Question

STAR reasonable parameters

2

Entering edit mode

6.3 years ago

Sharon ▴ 600

Hi everyone

I am using STAR for alignment with goal of variant calling, I feel the default parameters are too loosy, like too much mismatches, too much soft clipping, ..etc.

I want to get some feedback from your experience about what are much reasonable parameters, it's my first use for STAR. This is what I use so far:

  ${STAR}/STAR --runMode genomeGenerate --genomeDir ${WHERE} --genomeFastaFiles  ${WHERE}/genome.fa --sjdbFileChrStartEnd ${WHERE}/SJ.out.tab --sjdbOverhang 75 --runThreadN 4 g --outFileNamePrefix ${WHERE} --alignEndsType EndToEnd --outFilterMismatchNmax 4

Thanks

RNA-Seq • 4.4k views

ADD COMMENT • link 6.3 years ago by Sharon ▴ 600

2

Entering edit mode

Especially when it's the first time that I'm using software I don't consider myself smarter than the author and I'll go through the manual to see which options are recommended, but mostly stick to the defaults because those should be sensible.

The GATK best practices for variant calling in RNA-seq also uses STAR, so that would also be a logical place to look for optimal parameters.

ADD REPLY • link 6.3 years ago by WouterDeCoster 47k

1

Entering edit mode

This is what I am already following, the reason for my question is what they say in the top of the pipeline:

"You should always make sure you understand what is being done at each step and whether the values are appropriate for your data."

ADD REPLY • link 6.3 years ago by Sharon ▴ 600

0

Entering edit mode

At that point you might as well use a different aligner, since you're basically just decreasing the alignment rate.
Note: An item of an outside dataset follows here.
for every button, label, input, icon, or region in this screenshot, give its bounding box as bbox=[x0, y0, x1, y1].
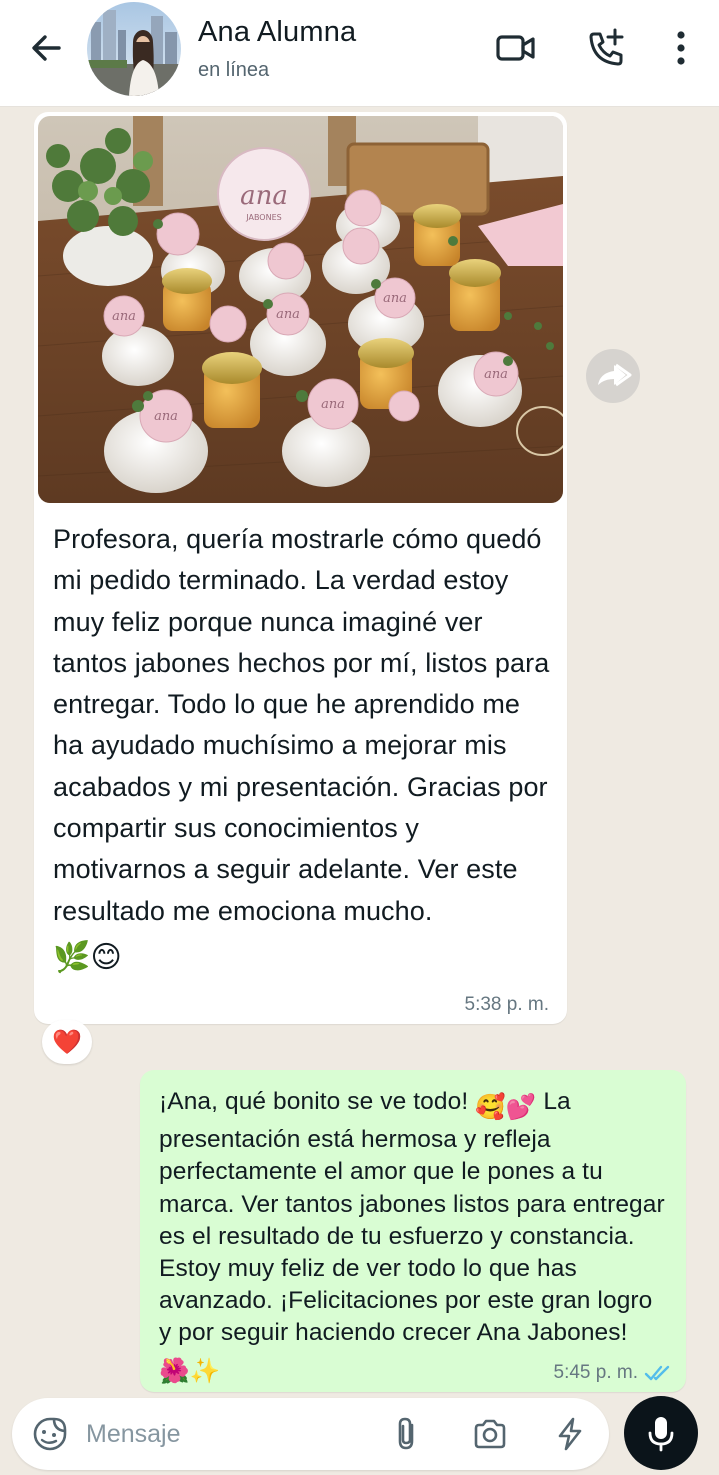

ADD REPLY • link 6.3 years ago by Devon Ryan 104k

0

Entering edit mode

Like what? would salmon work with variant calling? And decreasing the alignment rate yes, but I don't want alignment with reads that has too many mismatches and softclipped, the default paramters are kinda high in this. What do you think?

ADD REPLY • link 6.3 years ago by Sharon ▴ 600

0

Entering edit mode

I mean in variant calling. mismatches would be considered later as SNP?

ADD REPLY • link 6.3 years ago by Sharon ▴ 600

1

Entering edit mode

Mismatches are only considered SNPs if it makes sense to do so given the totality of the data. It's not like variant callers are defining every mismatch in a read as a variant. Given that, while it might make sense to tamp down on soft-clipping (or just trim your adapters), doing much more than that and filtering by alignment score is just going to bias against regions with multiple variants.

ADD REPLY • link 6.3 years ago by Devon Ryan 104k

0

Entering edit mode

So how much to tamp down was my question, so you think default parameters of STAR is still fine and not aggressive? Thanks Devin so much !

ADD REPLY • link 6.3 years ago by Sharon ▴ 600

1

Entering edit mode

Generally I think the defaults for STAR are pretty good, though if the GATK best practices has some different suggestions then definitely follow them.